Lay governance of chapels will hold aliquid pravi harmless from cult-inclined priests, especially from those money-hungry, wandering bishops who falsely suggest (or, worse, assert) that they are true successors to the apostles. Those sharpies know they haven't a whit of jurisdiction, so they foment disunity in order to direct the flow of resources into their pockets alone. They are brother no man. Any loyalty they possess is to their own narrow self-love. They would devour each other if it were to their advantage. Their savage "apostolate" has two clear-cut policies: (1) divide families and friendships, and rake in the bucks, and (2) keep the faithful irrationally frightened, and act with impunityAliquid pravi is indeed a "Big Tent," but there's no room under it for the likes of these ruthless preachers of discord, these cynical apostles of malice.

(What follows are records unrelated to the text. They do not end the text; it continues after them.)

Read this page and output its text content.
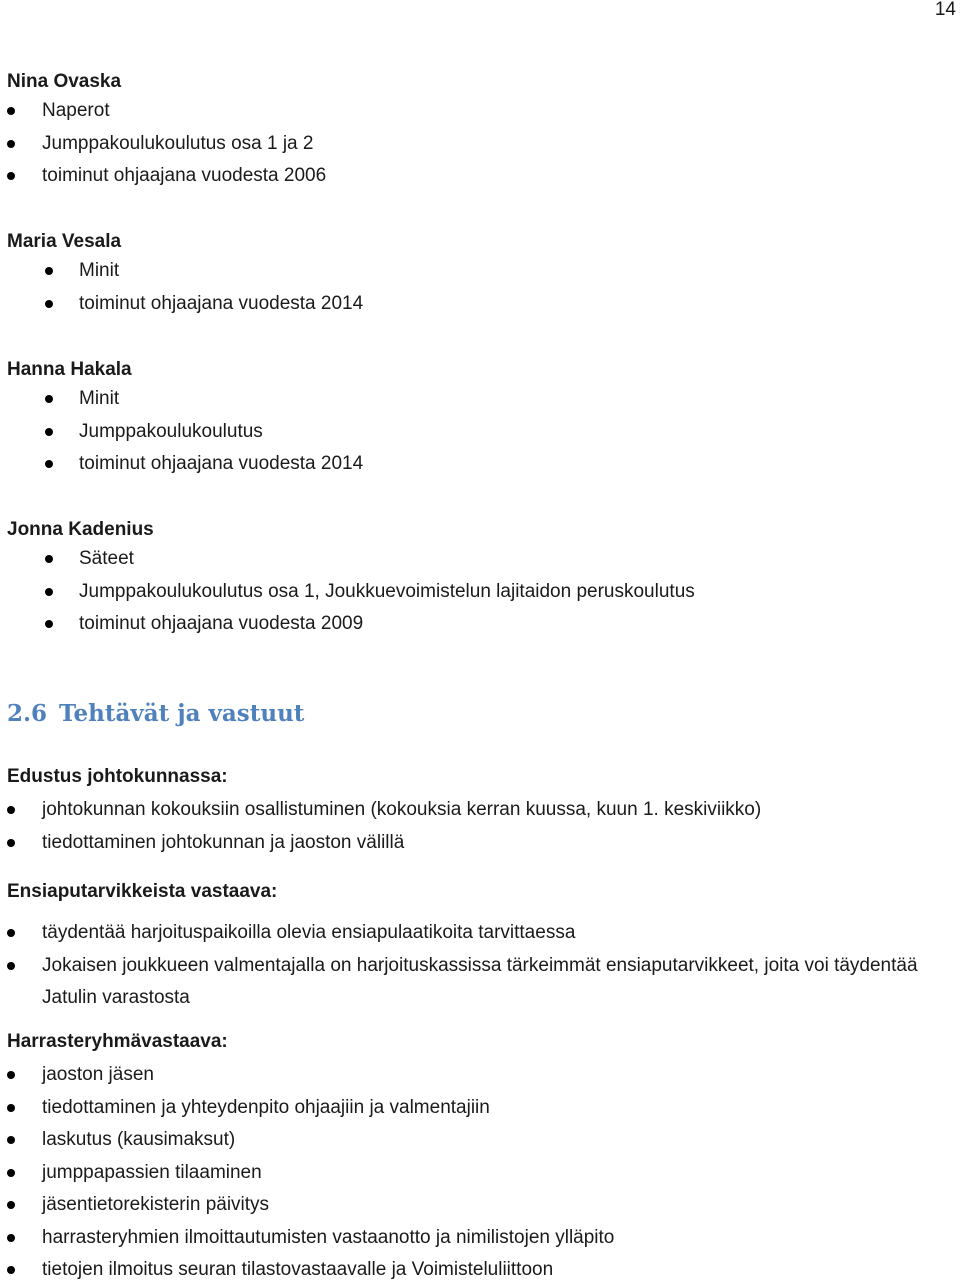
14
Nina Ovaska
Naperot
Jumppakoulukoulutus osa 1 ja 2
toiminut ohjaajana vuodesta 2006
Maria Vesala
Minit
toiminut ohjaajana vuodesta 2014
Hanna Hakala
Minit
Jumppakoulukoulutus
toiminut ohjaajana vuodesta 2014
Jonna Kadenius
Säteet
Jumppakoulukoulutus osa 1, Joukkuevoimistelun lajitaidon peruskoulutus
toiminut ohjaajana vuodesta 2009
2.6 Tehtävät ja vastuut
Edustus johtokunnassa:
johtokunnan kokouksiin osallistuminen (kokouksia kerran kuussa, kuun 1. keskiviikko)
tiedottaminen johtokunnan ja jaoston välillä
Ensiaputarvikkeista vastaava:
täydentää harjoituspaikoilla olevia ensiapulaatikoita tarvittaessa
Jokaisen joukkueen valmentajalla on harjoituskassissa tärkeimmät ensiaputarvikkeet, joita voi täydentää Jatulin varastosta
Harrasteryhmävastaava:
jaoston jäsen
tiedottaminen ja yhteydenpito ohjaajiin ja valmentajiin
laskutus (kausimaksut)
jumppapassien tilaaminen
jäsentietorekisterin päivitys
harrasteryhmien ilmoittautumisten vastaanotto ja nimilistojen ylläpito
tietojen ilmoitus seuran tilastovastaavalle ja Voimisteluliittoon
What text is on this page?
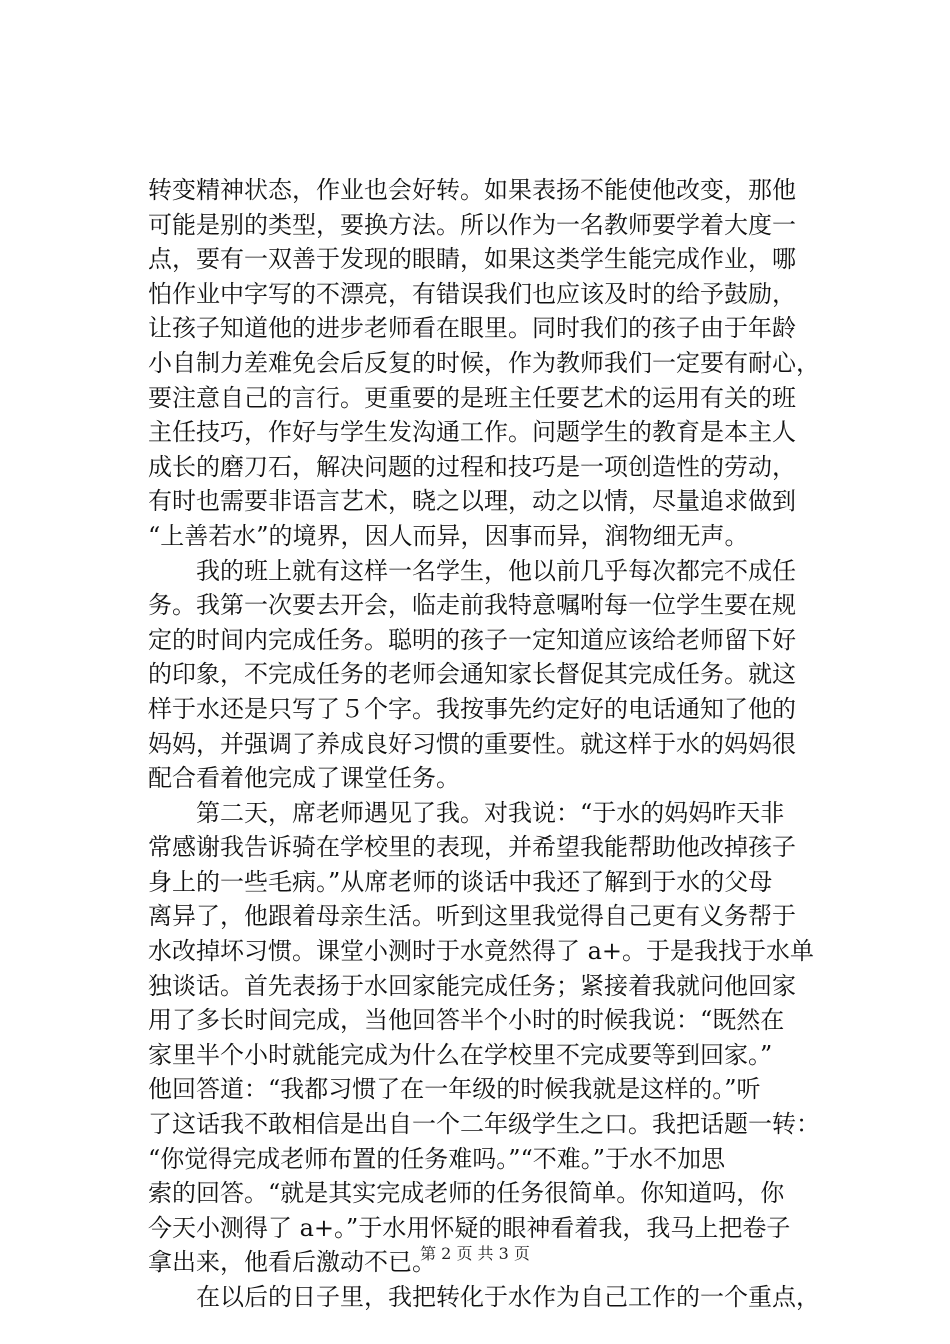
转变精神状态，作业也会好转。如果表扬不能使他改变，那他
可能是别的类型，要换方法。所以作为一名教师要学着大度一
点，要有一双善于发现的眼睛，如果这类学生能完成作业，哪
怕作业中字写的不漂亮，有错误我们也应该及时的给予鼓励，
让孩子知道他的进步老师看在眼里。同时我们的孩子由于年龄
小自制力差难免会后反复的时候，作为教师我们一定要有耐心，
要注意自己的言行。更重要的是班主任要艺术的运用有关的班
主任技巧，作好与学生发沟通工作。问题学生的教育是本主人
成长的磨刀石，解决问题的过程和技巧是一项创造性的劳动，
有时也需要非语言艺术，晓之以理，动之以情，尽量追求做到
“上善若水”的境界，因人而异，因事而异，润物细无声。
我的班上就有这样一名学生，他以前几乎每次都完不成任
务。我第一次要去开会，临走前我特意嘱咐每一位学生要在规
定的时间内完成任务。聪明的孩子一定知道应该给老师留下好
的印象，不完成任务的老师会通知家长督促其完成任务。就这
样于水还是只写了５个字。我按事先约定好的电话通知了他的
妈妈，并强调了养成良好习惯的重要性。就这样于水的妈妈很
配合看着他完成了课堂任务。
第二天，席老师遇见了我。对我说：“于水的妈妈昨天非
常感谢我告诉骑在学校里的表现，并希望我能帮助他改掉孩子
身上的一些毛病。”从席老师的谈话中我还了解到于水的父母
离异了，他跟着母亲生活。听到这里我觉得自己更有义务帮于
水改掉坏习惯。课堂小测时于水竟然得了 a+。于是我找于水单
独谈话。首先表扬于水回家能完成任务；紧接着我就问他回家
用了多长时间完成，当他回答半个小时的时候我说：“既然在
家里半个小时就能完成为什么在学校里不完成要等到回家。”
他回答道：“我都习惯了在一年级的时候我就是这样的。”听
了这话我不敢相信是出自一个二年级学生之口。我把话题一转：
“你觉得完成老师布置的任务难吗。”“不难。”于水不加思
索的回答。“就是其实完成老师的任务很简单。你知道吗，你
今天小测得了 a+。”于水用怀疑的眼神看着我，我马上把卷子
拿出来，他看后激动不已。
在以后的日子里，我把转化于水作为自己工作的一个重点，
第 2 页 共 3 页
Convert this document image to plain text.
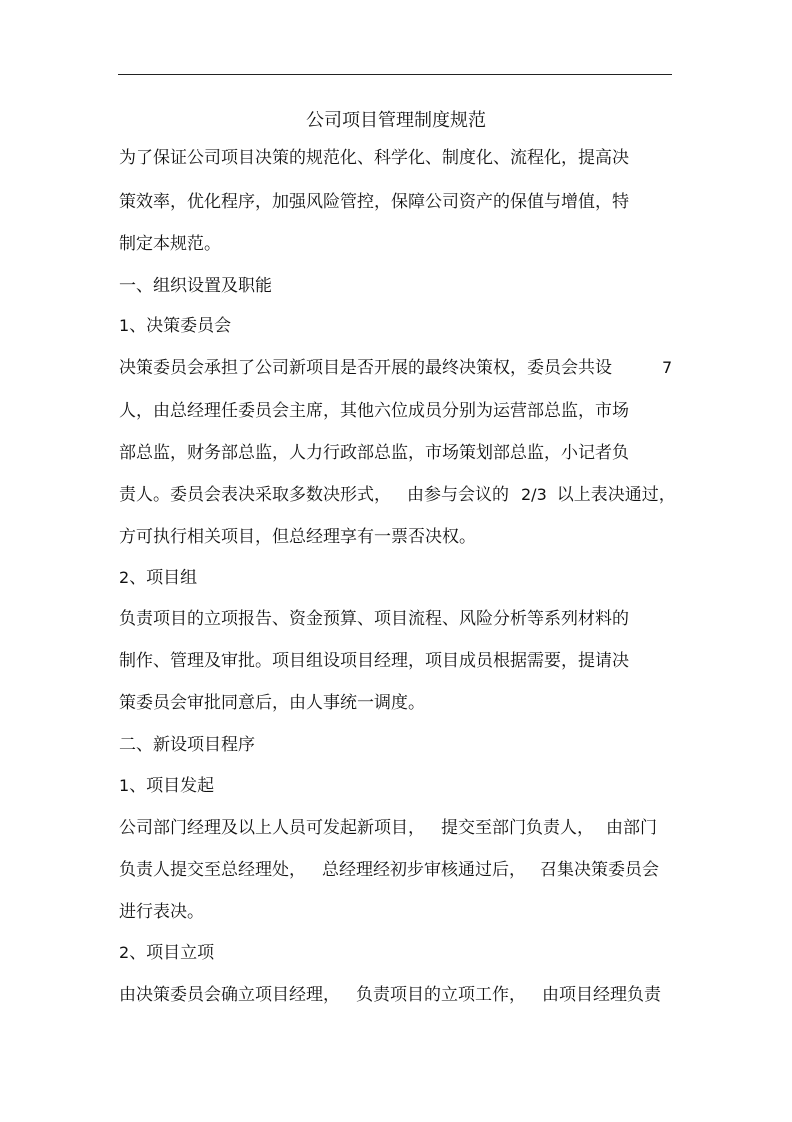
公司项目管理制度规范
为了保证公司项目决策的规范化、科学化、制度化、流程化，提高决
策效率，优化程序，加强风险管控，保障公司资产的保值与增值，特
制定本规范。
一、组织设置及职能
1、决策委员会
决策委员会承担了公司新项目是否开展的最终决策权，委员会共设	7
人，由总经理任委员会主席，其他六位成员分别为运营部总监，市场
部总监，财务部总监，人力行政部总监，市场策划部总监，小记者负
责人。委员会表决采取多数决形式， 由参与会议的 2/3 以上表决通过，
方可执行相关项目，但总经理享有一票否决权。
2、项目组
负责项目的立项报告、资金预算、项目流程、风险分析等系列材料的
制作、管理及审批。项目组设项目经理，项目成员根据需要，提请决
策委员会审批同意后，由人事统一调度。
二、新设项目程序
1、项目发起
公司部门经理及以上人员可发起新项目， 提交至部门负责人， 由部门
负责人提交至总经理处， 总经理经初步审核通过后， 召集决策委员会
进行表决。
2、项目立项
由决策委员会确立项目经理， 负责项目的立项工作， 由项目经理负责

Yes, now is the time for lay well-intentioned women and men of shared purpose to (a) repudiate the self-interested narrative of flim-flam prelates, (b) take control, and (c) unite with fellow Catholics whose hearts have counseled them with moral certainty that something is wrong with Rome.

*We would also accept aliquid pravum (Virgil wrote aliquid magnum, "something big") because many Traddie clergy don't understand the usage of the quantitative partitive. Pistrina likes the genitive of the thing measured because it echoes the refined colloquial sophistication of Terence's aliquid mali, "something bad," our in-house name for the Terrible Trio.